Transitions are part of life, sometimes so big, they launch us right out of our comfort zone like a rocket. From surprise surgeries, menopause, empty nesting, caring for aging parents and moving, many of us us will deal with one or more of these life-changing events.

While my surgery/recovery has been no picnic, it has however, gifted me with more life lessons than binge watching a week of Dr. Phil. In the end, it’s how we react to the unexpected changes that can change the trajectory of our lives.

HEALTH ISSUES & SURGERY

Sooo with an abundance of time to reflect upon my life as I recovered, several things became abundantly clear to mua:

1. Family is everything. Be grateful for them and invest in your relationships.

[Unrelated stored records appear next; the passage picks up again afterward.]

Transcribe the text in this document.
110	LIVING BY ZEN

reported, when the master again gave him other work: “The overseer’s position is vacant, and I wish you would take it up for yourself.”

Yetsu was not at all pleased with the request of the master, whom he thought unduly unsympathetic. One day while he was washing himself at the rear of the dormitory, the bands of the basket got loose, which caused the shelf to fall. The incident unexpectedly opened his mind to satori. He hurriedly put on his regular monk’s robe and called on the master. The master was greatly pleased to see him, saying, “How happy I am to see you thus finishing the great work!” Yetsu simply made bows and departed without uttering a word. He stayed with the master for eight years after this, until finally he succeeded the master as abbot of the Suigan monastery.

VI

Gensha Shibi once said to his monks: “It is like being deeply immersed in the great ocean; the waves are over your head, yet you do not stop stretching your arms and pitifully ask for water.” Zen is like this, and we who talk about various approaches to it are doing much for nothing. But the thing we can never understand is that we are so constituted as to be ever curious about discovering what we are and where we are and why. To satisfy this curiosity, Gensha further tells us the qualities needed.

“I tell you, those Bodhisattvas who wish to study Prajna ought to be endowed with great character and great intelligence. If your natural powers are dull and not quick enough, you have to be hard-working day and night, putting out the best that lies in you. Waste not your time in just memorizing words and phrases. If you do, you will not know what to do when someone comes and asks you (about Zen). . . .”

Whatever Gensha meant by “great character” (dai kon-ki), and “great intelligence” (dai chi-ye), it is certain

2. Stop wasting precious time and energy worrying about things that matter NOT.

3. Create a healthy balance between work and family life.

4. Learn to say no and then let it go, darling.

5. Have both a will and a living will prepared before you go to the hospital.

I’ve learned so much from this surgery, that I’m going to be blogging about it in detail, covering subjects such as:

What to Pack in Your Hospital Bag for Surgery plus recovery tips.

BE A CHANGE AGENT IN YOUR LIFE

While change is an inevitable part of living life on this beautiful planet, how we react to it, is key.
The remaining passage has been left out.